An example of such an orbital intermodal facility has been postulated by my associate Dr. Mike Snead. The Space Logistics Base, illustrated below, is a notional concept consisting of twin opposite-facing space hangars, with an upper crew module and a lower space dock. In the top of the illustration, a Space Launch Vehicle (SLV) tug is maneuvering a cargo module off-loaded earlier. A small reusable lifting body passenger upper stage is entering the nearest hangar in the same top picture. In the center illustration, an SLV tug positions a satellite at the entrance to the space hangar. The bottom illustration shows a cut-away view of the space hangar where servicing and even construction can occur. An animated emplacement sequence of this orbital intermodal facility is also available.

space logistics base illustration
Notional Space Logistics Base. Credit: James Michael Snead, PE as published in Air & Space Power Journal, August 31, 2005.

It is time to realize that RLV designs need to be driven by the demands of each segment of the total space transportation network architecture. In other words, the key is to design, then to focus on the job of getting the RLV vehicles and their payloads through the air-space transit environments just far enough out of the gravity well to one of prudently-placed orbital intermodals. Once in such a reasonably stable, energy-edge-point orbit, they can take the time to make their payload, passenger, or cargo “intermodal” transfer or drop off their payload to be moved by more effective in-space transporters.

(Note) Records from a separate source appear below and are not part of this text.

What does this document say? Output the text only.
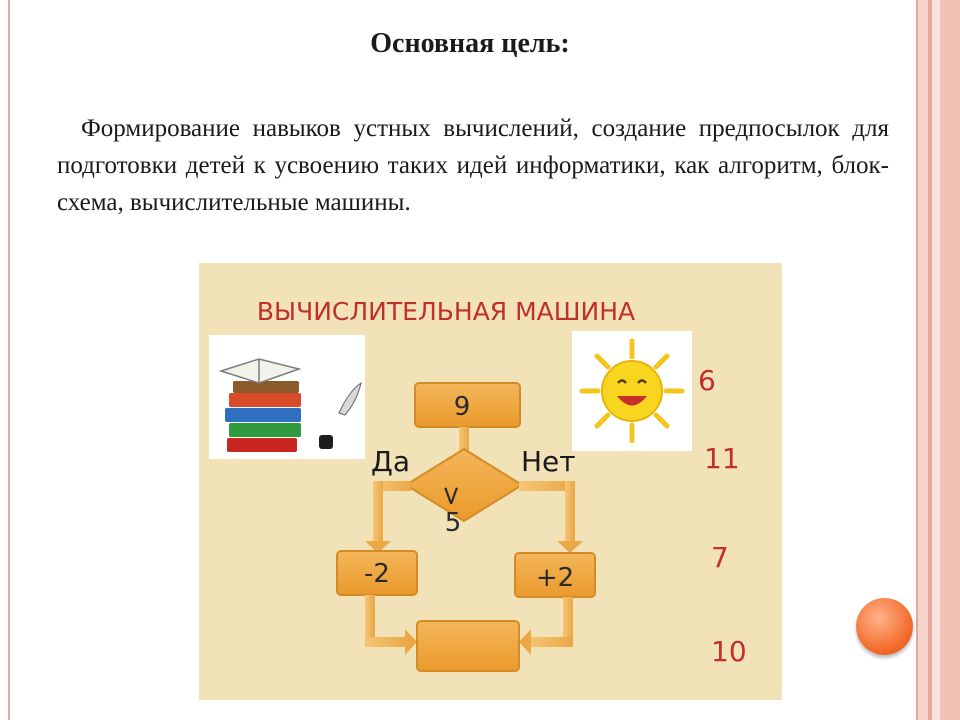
Основная цель:
Формирование навыков устных вычислений, создание предпосылок для подготовки детей к усвоению таких идей информатики, как алгоритм, блок-схема, вычислительные машины.
ВЫЧИСЛИТЕЛЬНАЯ МАШИНА
9
>
5
Да	Нет
-2	+2
6
11
7
10
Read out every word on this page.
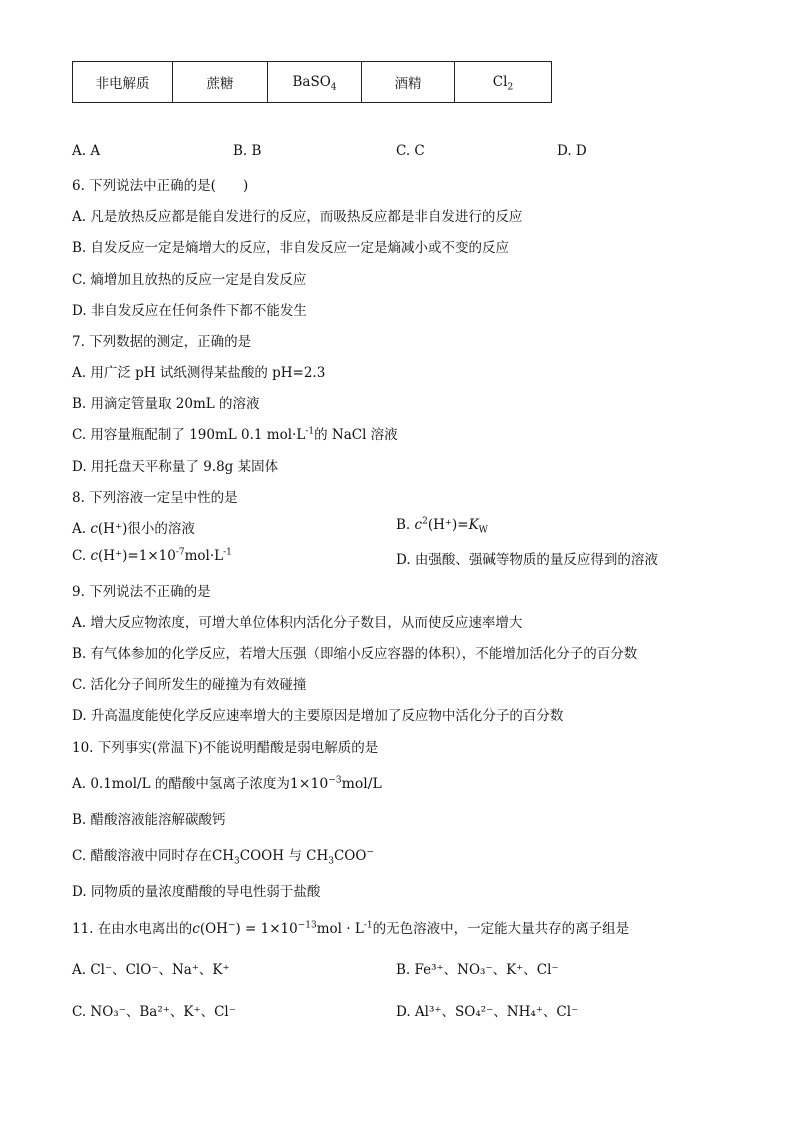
非电解质	蔗糖	BaSO$_4$	酒精	$Cl_2$
A. A	B. B	C. C	D. D
6. 下列说法中正确的是(　　)
A. 凡是放热反应都是能自发进行的反应，而吸热反应都是非自发进行的反应
B. 自发反应一定是熵增大的反应，非自发反应一定是熵减小或不变的反应
C. 熵增加且放热的反应一定是自发反应
D. 非自发反应在任何条件下都不能发生
7. 下列数据的测定，正确的是
A. 用广泛 pH 试纸测得某盐酸的 pH=2.3
B. 用滴定管量取 20mL 的溶液
C. 用容量瓶配制了 190mL 0.1 $mol\cdot L^{-1}$的 NaCl 溶液
D. 用托盘天平称量了 9.8g 某固体
8. 下列溶液一定呈中性的是
A. c(H⁺)很小的溶液	B. $c^2(H^+)=K_W$
C. $c(H^+)=1\times 10^{-7}mol\cdot L^{-1}$	D. 由强酸、强碱等物质的量反应得到的溶液
9. 下列说法不正确的是
A. 增大反应物浓度，可增大单位体积内活化分子数目，从而使反应速率增大
B. 有气体参加的化学反应，若增大压强（即缩小反应容器的体积），不能增加活化分子的百分数
C. 活化分子间所发生的碰撞为有效碰撞
D. 升高温度能使化学反应速率增大的主要原因是增加了反应物中活化分子的百分数
10. 下列事实(常温下)不能说明醋酸是弱电解质的是
A. 0.1mol/L 的醋酸中氢离子浓度为$1\times 10^{-3}mol/L$
B. 醋酸溶液能溶解碳酸钙
C. 醋酸溶液中同时存在$CH_3COOH$ 与 $CH_3COO^-$
D. 同物质的量浓度醋酸的导电性弱于盐酸
11. 在由水电离出的$c(OH^-) = 1\times 10^{-13}mol \cdot L^{-1}$的无色溶液中，一定能大量共存的离子组是
A. Cl⁻、ClO⁻、Na⁺、K⁺	B. Fe³⁺、NO₃⁻、K⁺、Cl⁻
C. NO₃⁻、Ba²⁺、K⁺、Cl⁻	D. Al³⁺、SO₄²⁻、NH₄⁺、Cl⁻
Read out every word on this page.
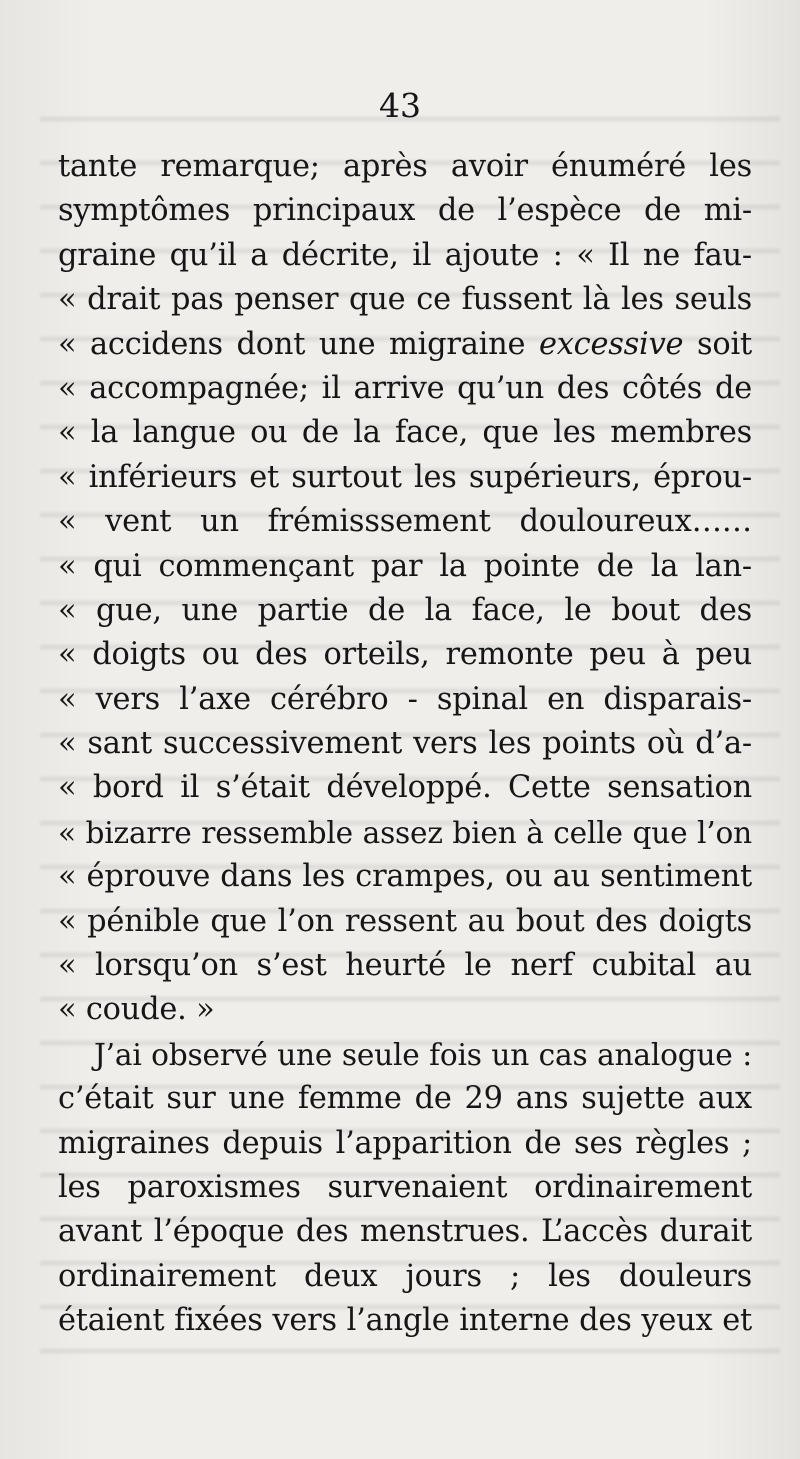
43
tante remarque; après avoir énuméré les
symptômes principaux de l’espèce de mi-
graine qu’il a décrite, il ajoute : « Il ne fau-
« drait pas penser que ce fussent là les seuls
« accidens dont une migraine excessive soit
« accompagnée; il arrive qu’un des côtés de
« la langue ou de la face, que les membres
« inférieurs et surtout les supérieurs, éprou-
« vent un frémisssement douloureux……
« qui commençant par la pointe de la lan-
« gue, une partie de la face, le bout des
« doigts ou des orteils, remonte peu à peu
« vers l’axe cérébro - spinal en disparais-
« sant successivement vers les points où d’a-
« bord il s’était développé. Cette sensation
« bizarre ressemble assez bien à celle que l’on
« éprouve dans les crampes, ou au sentiment
« pénible que l’on ressent au bout des doigts
« lorsqu’on s’est heurté le nerf cubital au
« coude. »
J’ai observé une seule fois un cas analogue :
c’était sur une femme de 29 ans sujette aux
migraines depuis l’apparition de ses règles ;
les paroxismes survenaient ordinairement
avant l’époque des menstrues. L’accès durait
ordinairement deux jours ; les douleurs
étaient fixées vers l’angle interne des yeux et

Ultimately, the purpose of an RLV is to go to and from space at the lowest cost in a safe and reliable fashion while still making money.

Dragging around all thermal protection, related subsystems, and structural mass needed by an RLV to transit to and from Earth to then maneuver around in orbit is engineering foolishness. When engineers are empowered to exploit space transportation architecture flexibility, they will joyously create exceedingly elegant RLV solutions. Combined with optimized space tugs, cargo handlers and passenger transfer stages extremely cost effective space vacuum payload transit operations networks will occur.

Ultimately, the purpose of an RLV is to go to and from space at the lowest cost in a safe and reliable fashion while still making money. What was forgotten (especially on programs like the X-33) is that the bottom line must be to let innovative design and market forces drive space transportation network solutions enabled by RLVs. This means leaving the in-space part of the trip to real space ships.

The proposed Ultra-Low Cost Access to Space Act of 2016 finally presents a prudent RLV technology development strategy. It gives strong hope that, perhaps, there is finally a chance to change outdated system architecture perspectives in the US aerospace industry, Congress, and the administration. The Ultra-Low Cost Access to Space Act is the kind of thinking that can finally catalyze the development of devastatingly effective, routine, low-cost, and reliable space access. And with this we may finally be able to seriously start getting humanity into space—permanently.